Seattle Police personnel issues trigger emergency dispatch plan



The Seattle Police Department is sending detectives and non-patrolling officers to respond to emergency calls due to a shortage of patrol officers.

The department switched to the emergency worker dispatch scenario on Wednesday due to staff shortages. The police union chief said he feared things could get worse because of COVID-19 vaccination warrants, but the city’s mayor urged the small percentage of refractories to get vaccinated, noting that officers are already required to show proof of other vaccines.

In July, Seattle Mayor Jenny Durkan said the police department was down to 250 officers.
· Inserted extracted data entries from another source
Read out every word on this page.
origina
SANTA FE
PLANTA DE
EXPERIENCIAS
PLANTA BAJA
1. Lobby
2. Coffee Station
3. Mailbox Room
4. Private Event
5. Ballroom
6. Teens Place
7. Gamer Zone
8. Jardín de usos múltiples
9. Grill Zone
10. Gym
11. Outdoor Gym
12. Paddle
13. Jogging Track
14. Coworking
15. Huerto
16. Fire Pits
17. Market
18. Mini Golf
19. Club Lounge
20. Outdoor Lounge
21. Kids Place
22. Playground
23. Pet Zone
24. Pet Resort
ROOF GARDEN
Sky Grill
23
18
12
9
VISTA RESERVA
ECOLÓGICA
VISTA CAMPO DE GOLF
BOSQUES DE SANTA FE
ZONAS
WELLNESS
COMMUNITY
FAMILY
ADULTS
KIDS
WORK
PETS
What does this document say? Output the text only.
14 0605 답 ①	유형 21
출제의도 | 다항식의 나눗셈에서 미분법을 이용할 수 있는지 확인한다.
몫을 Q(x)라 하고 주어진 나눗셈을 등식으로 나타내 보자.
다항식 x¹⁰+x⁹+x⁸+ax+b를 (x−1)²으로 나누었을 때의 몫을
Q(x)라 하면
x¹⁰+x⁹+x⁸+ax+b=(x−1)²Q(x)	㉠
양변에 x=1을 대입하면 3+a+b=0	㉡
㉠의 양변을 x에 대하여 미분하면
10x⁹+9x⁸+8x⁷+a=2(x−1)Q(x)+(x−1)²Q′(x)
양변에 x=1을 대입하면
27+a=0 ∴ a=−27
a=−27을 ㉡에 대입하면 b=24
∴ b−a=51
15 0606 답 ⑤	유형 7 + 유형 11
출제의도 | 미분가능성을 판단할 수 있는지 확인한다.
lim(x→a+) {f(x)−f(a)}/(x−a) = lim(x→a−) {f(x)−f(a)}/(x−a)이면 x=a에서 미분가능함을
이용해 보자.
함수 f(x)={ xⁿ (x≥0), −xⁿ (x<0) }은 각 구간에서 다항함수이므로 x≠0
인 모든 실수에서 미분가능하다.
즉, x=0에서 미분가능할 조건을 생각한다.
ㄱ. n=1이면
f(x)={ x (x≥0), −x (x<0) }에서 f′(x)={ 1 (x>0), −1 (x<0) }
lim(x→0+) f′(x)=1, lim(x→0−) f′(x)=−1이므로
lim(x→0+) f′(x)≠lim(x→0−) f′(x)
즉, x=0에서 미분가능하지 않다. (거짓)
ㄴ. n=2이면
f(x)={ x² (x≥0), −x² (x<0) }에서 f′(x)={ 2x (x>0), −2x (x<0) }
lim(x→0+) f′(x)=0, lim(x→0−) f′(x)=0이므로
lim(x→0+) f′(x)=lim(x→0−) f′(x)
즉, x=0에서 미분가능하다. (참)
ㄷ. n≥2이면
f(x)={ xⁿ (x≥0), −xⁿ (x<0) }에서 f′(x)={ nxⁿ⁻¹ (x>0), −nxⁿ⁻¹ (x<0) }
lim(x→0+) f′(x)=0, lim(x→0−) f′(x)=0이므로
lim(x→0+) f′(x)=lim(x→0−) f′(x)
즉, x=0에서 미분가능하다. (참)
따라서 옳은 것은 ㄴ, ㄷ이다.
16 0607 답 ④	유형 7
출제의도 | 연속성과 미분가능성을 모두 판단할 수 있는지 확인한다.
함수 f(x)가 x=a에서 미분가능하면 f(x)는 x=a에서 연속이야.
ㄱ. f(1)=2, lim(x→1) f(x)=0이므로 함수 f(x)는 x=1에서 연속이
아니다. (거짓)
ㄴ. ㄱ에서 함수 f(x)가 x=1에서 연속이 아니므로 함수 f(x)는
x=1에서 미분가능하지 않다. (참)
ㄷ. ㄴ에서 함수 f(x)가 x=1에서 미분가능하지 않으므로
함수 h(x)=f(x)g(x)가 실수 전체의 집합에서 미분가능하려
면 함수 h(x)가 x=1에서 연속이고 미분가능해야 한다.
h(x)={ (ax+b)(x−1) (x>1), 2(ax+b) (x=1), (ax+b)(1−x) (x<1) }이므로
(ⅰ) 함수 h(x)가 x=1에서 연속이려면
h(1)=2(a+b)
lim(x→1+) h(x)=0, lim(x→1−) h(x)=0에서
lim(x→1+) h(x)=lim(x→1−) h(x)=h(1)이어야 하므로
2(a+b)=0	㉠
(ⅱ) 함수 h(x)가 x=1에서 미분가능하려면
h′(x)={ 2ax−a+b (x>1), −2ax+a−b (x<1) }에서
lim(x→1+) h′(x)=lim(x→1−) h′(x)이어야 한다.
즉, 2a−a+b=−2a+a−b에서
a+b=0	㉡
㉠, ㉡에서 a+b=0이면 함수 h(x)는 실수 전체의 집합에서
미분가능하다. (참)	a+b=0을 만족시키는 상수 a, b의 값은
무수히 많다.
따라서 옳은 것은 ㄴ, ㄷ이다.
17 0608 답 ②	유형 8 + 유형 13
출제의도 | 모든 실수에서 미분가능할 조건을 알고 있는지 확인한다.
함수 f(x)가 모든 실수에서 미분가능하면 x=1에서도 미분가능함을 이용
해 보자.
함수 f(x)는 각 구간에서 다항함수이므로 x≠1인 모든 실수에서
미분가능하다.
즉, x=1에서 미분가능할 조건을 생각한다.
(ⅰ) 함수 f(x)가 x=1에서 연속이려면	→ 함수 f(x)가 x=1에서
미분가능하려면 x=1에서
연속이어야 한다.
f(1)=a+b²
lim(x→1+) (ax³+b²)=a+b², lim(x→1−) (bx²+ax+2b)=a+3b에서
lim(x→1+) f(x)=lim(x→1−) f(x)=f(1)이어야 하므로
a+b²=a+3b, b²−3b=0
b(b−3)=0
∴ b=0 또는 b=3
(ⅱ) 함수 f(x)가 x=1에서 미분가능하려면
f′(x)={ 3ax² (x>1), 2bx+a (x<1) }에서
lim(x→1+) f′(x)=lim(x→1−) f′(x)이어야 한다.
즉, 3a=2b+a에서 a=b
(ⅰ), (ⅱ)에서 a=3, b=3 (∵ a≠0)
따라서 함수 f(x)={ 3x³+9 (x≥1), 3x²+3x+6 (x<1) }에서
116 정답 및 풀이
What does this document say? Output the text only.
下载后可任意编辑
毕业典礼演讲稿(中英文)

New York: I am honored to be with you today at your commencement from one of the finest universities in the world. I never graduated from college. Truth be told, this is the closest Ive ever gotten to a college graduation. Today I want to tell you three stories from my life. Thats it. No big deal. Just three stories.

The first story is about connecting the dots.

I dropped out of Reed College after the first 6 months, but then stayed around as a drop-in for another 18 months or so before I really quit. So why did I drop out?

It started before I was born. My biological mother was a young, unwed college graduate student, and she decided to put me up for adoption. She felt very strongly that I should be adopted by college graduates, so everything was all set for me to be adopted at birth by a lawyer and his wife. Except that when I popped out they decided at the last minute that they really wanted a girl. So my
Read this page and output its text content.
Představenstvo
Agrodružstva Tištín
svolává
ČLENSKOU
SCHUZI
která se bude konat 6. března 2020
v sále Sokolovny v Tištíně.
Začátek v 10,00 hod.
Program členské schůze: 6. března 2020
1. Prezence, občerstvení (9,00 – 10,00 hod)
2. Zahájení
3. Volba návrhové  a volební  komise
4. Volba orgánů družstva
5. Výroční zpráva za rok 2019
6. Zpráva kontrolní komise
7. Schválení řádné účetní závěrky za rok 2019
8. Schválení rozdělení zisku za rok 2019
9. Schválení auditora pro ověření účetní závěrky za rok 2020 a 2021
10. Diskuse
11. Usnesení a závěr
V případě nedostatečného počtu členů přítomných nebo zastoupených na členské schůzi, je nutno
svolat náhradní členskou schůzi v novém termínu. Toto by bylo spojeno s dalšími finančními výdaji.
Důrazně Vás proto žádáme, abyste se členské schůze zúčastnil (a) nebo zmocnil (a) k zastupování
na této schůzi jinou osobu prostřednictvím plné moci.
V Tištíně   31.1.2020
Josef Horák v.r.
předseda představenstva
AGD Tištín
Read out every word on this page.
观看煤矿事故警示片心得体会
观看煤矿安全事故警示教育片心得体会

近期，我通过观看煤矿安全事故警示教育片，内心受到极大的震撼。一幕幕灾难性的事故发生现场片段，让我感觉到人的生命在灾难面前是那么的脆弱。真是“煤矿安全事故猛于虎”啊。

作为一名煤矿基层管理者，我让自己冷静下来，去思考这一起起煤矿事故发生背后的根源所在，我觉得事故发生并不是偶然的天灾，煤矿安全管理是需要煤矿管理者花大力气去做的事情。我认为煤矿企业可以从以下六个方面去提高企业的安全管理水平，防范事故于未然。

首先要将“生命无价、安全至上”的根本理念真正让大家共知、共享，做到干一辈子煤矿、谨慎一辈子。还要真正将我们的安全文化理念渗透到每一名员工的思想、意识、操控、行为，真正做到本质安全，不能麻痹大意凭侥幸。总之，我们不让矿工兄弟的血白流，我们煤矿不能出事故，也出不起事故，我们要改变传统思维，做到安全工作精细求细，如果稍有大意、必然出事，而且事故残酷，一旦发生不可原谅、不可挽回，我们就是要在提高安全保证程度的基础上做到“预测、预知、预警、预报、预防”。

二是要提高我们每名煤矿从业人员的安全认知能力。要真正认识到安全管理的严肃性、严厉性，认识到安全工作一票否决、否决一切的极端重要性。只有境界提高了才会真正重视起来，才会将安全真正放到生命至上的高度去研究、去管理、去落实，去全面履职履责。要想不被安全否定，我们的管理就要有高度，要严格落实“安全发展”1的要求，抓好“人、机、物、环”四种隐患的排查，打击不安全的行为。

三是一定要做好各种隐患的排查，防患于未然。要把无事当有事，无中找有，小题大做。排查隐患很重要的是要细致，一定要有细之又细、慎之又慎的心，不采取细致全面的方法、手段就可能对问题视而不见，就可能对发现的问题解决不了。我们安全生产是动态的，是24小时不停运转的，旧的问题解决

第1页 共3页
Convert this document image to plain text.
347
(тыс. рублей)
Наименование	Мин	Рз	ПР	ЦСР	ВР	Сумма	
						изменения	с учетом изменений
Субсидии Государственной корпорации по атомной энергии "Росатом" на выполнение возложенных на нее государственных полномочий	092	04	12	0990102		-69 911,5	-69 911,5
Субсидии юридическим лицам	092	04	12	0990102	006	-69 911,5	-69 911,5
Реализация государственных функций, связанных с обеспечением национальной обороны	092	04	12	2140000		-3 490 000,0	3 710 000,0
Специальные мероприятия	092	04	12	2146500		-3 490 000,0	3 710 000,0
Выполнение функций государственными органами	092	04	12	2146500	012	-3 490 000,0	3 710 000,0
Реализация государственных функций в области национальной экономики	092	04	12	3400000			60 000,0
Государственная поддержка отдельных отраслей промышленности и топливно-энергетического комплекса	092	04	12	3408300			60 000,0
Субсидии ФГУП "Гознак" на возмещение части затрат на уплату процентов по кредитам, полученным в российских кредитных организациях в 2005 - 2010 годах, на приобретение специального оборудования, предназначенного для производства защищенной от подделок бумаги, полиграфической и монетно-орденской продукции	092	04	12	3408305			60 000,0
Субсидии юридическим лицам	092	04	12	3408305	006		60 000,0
Nearly 300 more could be made redundant if they fail to meet the October 18 deadline to be vaccinated against the coronavirus.

“We can’t afford to lose one, that’s how desperate we are to hold on to people,” Police Union President Mike Solan said. “If we lose more officers, the public safety situation will become all the more untenable here. “

According to figures from the Seattle Mayor’s Office, 782 officers have submitted proof of COVID-19 vaccination, while 98 officers are requesting exemptions and 186 have not submitted documents.

Officials hope others will submit the required documents as the deadline approaches.

Durkan’s office reiterated that police, first responders and health workers statewide are required by Governor Jay Inslee to get the COVID-19 vaccine.

“The definition of a police officer’s job is to maintain public safety and protect the communities they serve – 88% of our Seattle Police Department staff have been vaccinated, so they can continue to do their heroic job to. save lives, ”Durkan spokesman Anthony Derrick said in a statement.

The statement says COVID-19 was the leading cause of death for first responders during the pandemic.

“Mayor Durkan sincerely hopes that anyone at risk of leaving the city or state departments will make the decision to stay by being vaccinated,” Derrick said, adding that city police are already required to be vaccinated. against hepatitis.

The staff shortage comes as the Seattle area, like other metropolitan areas in the United States, is experiencing an increase in gun violence. Fatal shootings in the first nine months of 2021 in King County, which includes Seattle, already exceed last year’s year-end total.

By the end of September, 73 people had been killed and 283 injured in shootings in King County this year, according to data from the King County District Attorney’s Project Shots Fired.

For all of 2020, there were 69 gun-related homicides and 268 non-fatal shootings in King County.

KNKX staff contributed to this report.